Widowland
England, April 1953. But this is a quite different country – one that succumbed to Germany in 1940 and has since been under occupation. Rose Ransom, aged 29, works in the Ministry of Culture in Whitehall. There is a gender imbalance with two women for every man – the men either killed in the fighting or sent to work “on the mainland” for the German cause. All women are allocated a caste according to their racial characteristics and intellect, the Nordic-Aryan features being most favoured. Rose was classified in the highest category (known informally as Gelis, in honour of The Leader’s niece Geli Raubal), which gives her a relatively high-ranking post for a British citizen. She is given the Orwellian task of ‘editing’ novels from the English fictional canon to make them in line with the current ideology, i.e., primarily to amend and downgrade the role of intelligent and capable women and other undesirables, such as Heathcliff in Wuthering Heights and characters in Little Women. And then Rose is tasked to investigate some resistance activity in the so-called Widowlands – a run-down area of Oxford where widows, spinsters, and other elderly (and hence considered useless) women have to live in very spartan conditions.

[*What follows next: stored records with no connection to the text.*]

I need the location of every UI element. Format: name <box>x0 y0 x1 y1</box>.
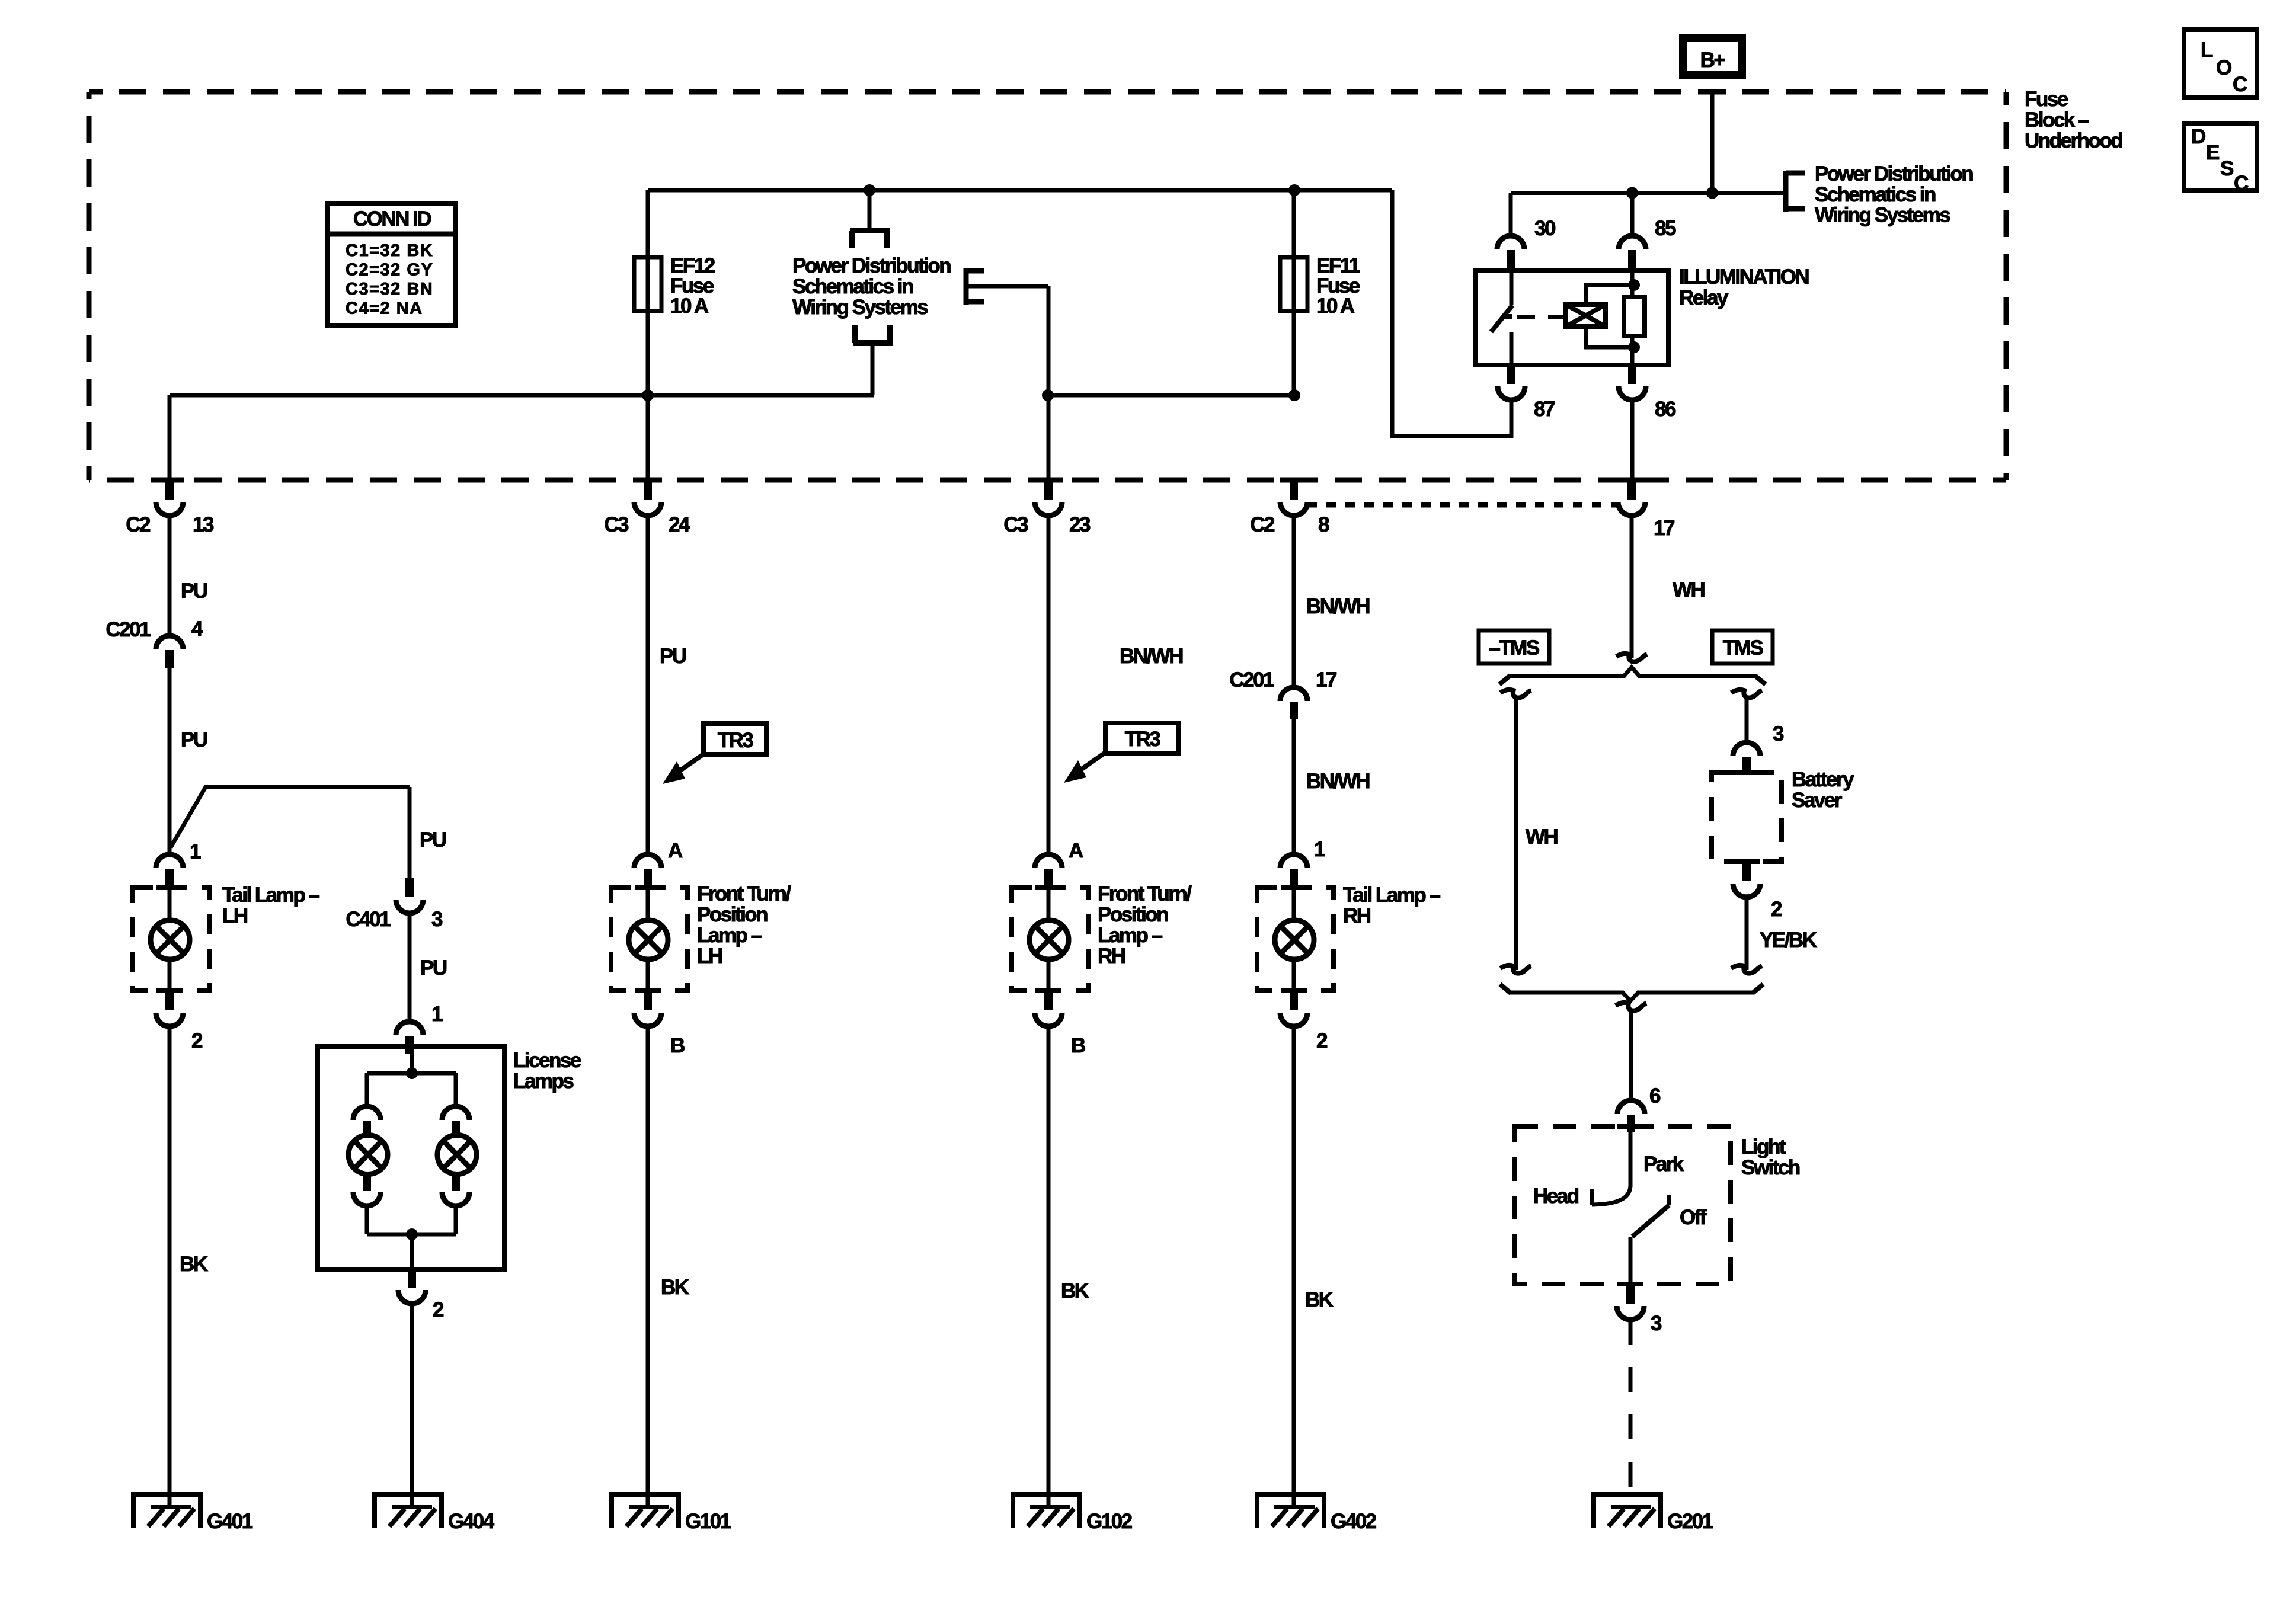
svg-text:Light: Light <box>1741 1135 1786 1158</box>
svg-text:LH: LH <box>697 945 722 968</box>
svg-text:Block –: Block – <box>2025 108 2089 132</box>
svg-text:G102: G102 <box>1086 1510 1133 1533</box>
svg-text:BK: BK <box>1305 1288 1334 1311</box>
svg-text:13: 13 <box>193 513 214 536</box>
svg-text:BN/WH: BN/WH <box>1306 595 1369 618</box>
svg-text:RH: RH <box>1343 904 1370 927</box>
svg-text:C1=32 BK: C1=32 BK <box>346 241 433 260</box>
svg-text:A: A <box>1069 839 1083 862</box>
svg-text:PU: PU <box>420 956 447 980</box>
svg-text:Front Turn/: Front Turn/ <box>1098 882 1192 905</box>
svg-text:PU: PU <box>420 828 446 852</box>
svg-text:C: C <box>2234 172 2249 195</box>
svg-text:86: 86 <box>1655 398 1676 421</box>
svg-text:B: B <box>670 1034 685 1057</box>
svg-text:Power Distribution: Power Distribution <box>792 254 951 277</box>
svg-text:2: 2 <box>1316 1029 1328 1052</box>
svg-text:G402: G402 <box>1331 1510 1377 1533</box>
svg-text:E: E <box>2206 141 2219 164</box>
svg-text:Power Distribution: Power Distribution <box>1815 162 1973 185</box>
svg-text:G101: G101 <box>685 1510 731 1533</box>
svg-text:TMS: TMS <box>1723 636 1763 660</box>
svg-text:D: D <box>2191 125 2205 148</box>
svg-text:10 A: 10 A <box>1316 295 1355 318</box>
svg-text:C2: C2 <box>126 513 151 536</box>
svg-text:Front Turn/: Front Turn/ <box>697 882 791 905</box>
svg-text:C201: C201 <box>1229 668 1274 692</box>
svg-text:Schematics in: Schematics in <box>792 275 913 298</box>
svg-text:Fuse: Fuse <box>2025 88 2068 111</box>
svg-text:85: 85 <box>1655 217 1676 240</box>
svg-text:WH: WH <box>1673 578 1705 601</box>
svg-text:6: 6 <box>1649 1084 1661 1108</box>
svg-text:WH: WH <box>1526 825 1558 849</box>
svg-text:2: 2 <box>1771 898 1782 921</box>
svg-text:BK: BK <box>180 1253 208 1276</box>
svg-text:BK: BK <box>1061 1279 1089 1302</box>
svg-text:A: A <box>668 839 683 862</box>
svg-text:S: S <box>2220 157 2233 180</box>
svg-text:C3=32 BN: C3=32 BN <box>346 280 433 299</box>
svg-text:C2=32 GY: C2=32 GY <box>346 261 433 280</box>
svg-text:–TMS: –TMS <box>1489 636 1539 660</box>
svg-text:G404: G404 <box>448 1510 495 1533</box>
svg-text:PU: PU <box>660 645 686 668</box>
svg-text:PU: PU <box>181 580 207 603</box>
svg-text:C2: C2 <box>1250 513 1275 536</box>
svg-text:BK: BK <box>661 1276 689 1299</box>
svg-text:YE/BK: YE/BK <box>1760 929 1817 952</box>
svg-text:Saver: Saver <box>1792 789 1843 812</box>
svg-text:C201: C201 <box>105 618 151 641</box>
svg-text:ILLUMINATION: ILLUMINATION <box>1679 265 1808 289</box>
svg-text:Tail Lamp –: Tail Lamp – <box>1343 884 1440 907</box>
svg-text:Off: Off <box>1680 1206 1707 1229</box>
svg-text:RH: RH <box>1098 945 1125 968</box>
svg-text:Switch: Switch <box>1741 1156 1800 1179</box>
svg-text:30: 30 <box>1534 217 1556 240</box>
svg-text:1: 1 <box>1314 838 1325 861</box>
svg-text:TR3: TR3 <box>1125 728 1161 751</box>
svg-text:C4=2 NA: C4=2 NA <box>346 299 423 318</box>
svg-text:BN/WH: BN/WH <box>1120 645 1182 668</box>
svg-text:17: 17 <box>1316 668 1336 692</box>
svg-text:87: 87 <box>1534 398 1555 421</box>
svg-text:24: 24 <box>669 513 690 536</box>
svg-text:CONN ID: CONN ID <box>353 207 431 231</box>
svg-text:BN/WH: BN/WH <box>1306 770 1369 793</box>
svg-text:3: 3 <box>431 908 443 931</box>
svg-text:3: 3 <box>1651 1312 1662 1335</box>
svg-text:1: 1 <box>190 840 201 863</box>
svg-text:17: 17 <box>1654 517 1674 540</box>
svg-text:G401: G401 <box>207 1510 253 1533</box>
svg-text:Lamps: Lamps <box>513 1070 574 1093</box>
svg-text:2: 2 <box>191 1029 203 1052</box>
svg-text:Wiring Systems: Wiring Systems <box>792 296 928 319</box>
svg-text:Schematics in: Schematics in <box>1815 183 1936 206</box>
svg-text:Relay: Relay <box>1679 286 1729 309</box>
svg-text:B+: B+ <box>1700 49 1726 72</box>
svg-text:B: B <box>1071 1034 1085 1057</box>
svg-text:3: 3 <box>1773 722 1784 745</box>
svg-text:Head: Head <box>1533 1185 1579 1208</box>
svg-text:C3: C3 <box>604 513 629 536</box>
svg-text:TR3: TR3 <box>718 729 754 752</box>
svg-text:C: C <box>2233 73 2247 96</box>
svg-text:C401: C401 <box>346 908 391 931</box>
svg-text:Position: Position <box>697 903 768 926</box>
svg-text:Park: Park <box>1643 1153 1684 1176</box>
svg-text:LH: LH <box>222 904 247 927</box>
svg-text:L: L <box>2201 39 2213 62</box>
svg-text:PU: PU <box>181 728 207 751</box>
svg-text:Underhood: Underhood <box>2025 129 2122 152</box>
svg-text:Wiring Systems: Wiring Systems <box>1815 204 1950 227</box>
svg-text:Position: Position <box>1098 903 1168 926</box>
svg-text:2: 2 <box>433 1298 444 1321</box>
svg-text:23: 23 <box>1069 513 1091 536</box>
svg-text:O: O <box>2216 56 2231 79</box>
svg-text:Tail Lamp –: Tail Lamp – <box>222 884 319 907</box>
svg-text:8: 8 <box>1318 513 1329 536</box>
svg-text:C3: C3 <box>1003 513 1028 536</box>
svg-text:1: 1 <box>431 1003 443 1026</box>
svg-text:G201: G201 <box>1667 1510 1713 1533</box>
svg-text:10 A: 10 A <box>670 295 709 318</box>
svg-text:Lamp –: Lamp – <box>1098 924 1163 947</box>
svg-text:License: License <box>513 1049 581 1072</box>
svg-text:Lamp –: Lamp – <box>697 924 762 947</box>
svg-text:Battery: Battery <box>1792 768 1854 791</box>
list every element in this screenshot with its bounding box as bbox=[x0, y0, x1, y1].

As always with alternate histories there has to be a substantial back-story, so that the reader is informed of how affairs have developed and the divergence from the actual course of history. This is well-researched and entirely plausible, giving an air of verisimilitude to the narrative. There is occasional use of 21st-century phrases such as ‘politically correct’ and ‘back in the day’ which probably would not have been deployed by citizens of an occupied UK in the early 1950s. Nonetheless this is an excellent work of fiction, both entertaining and intelligent, with an absorbing and enjoyable storyline.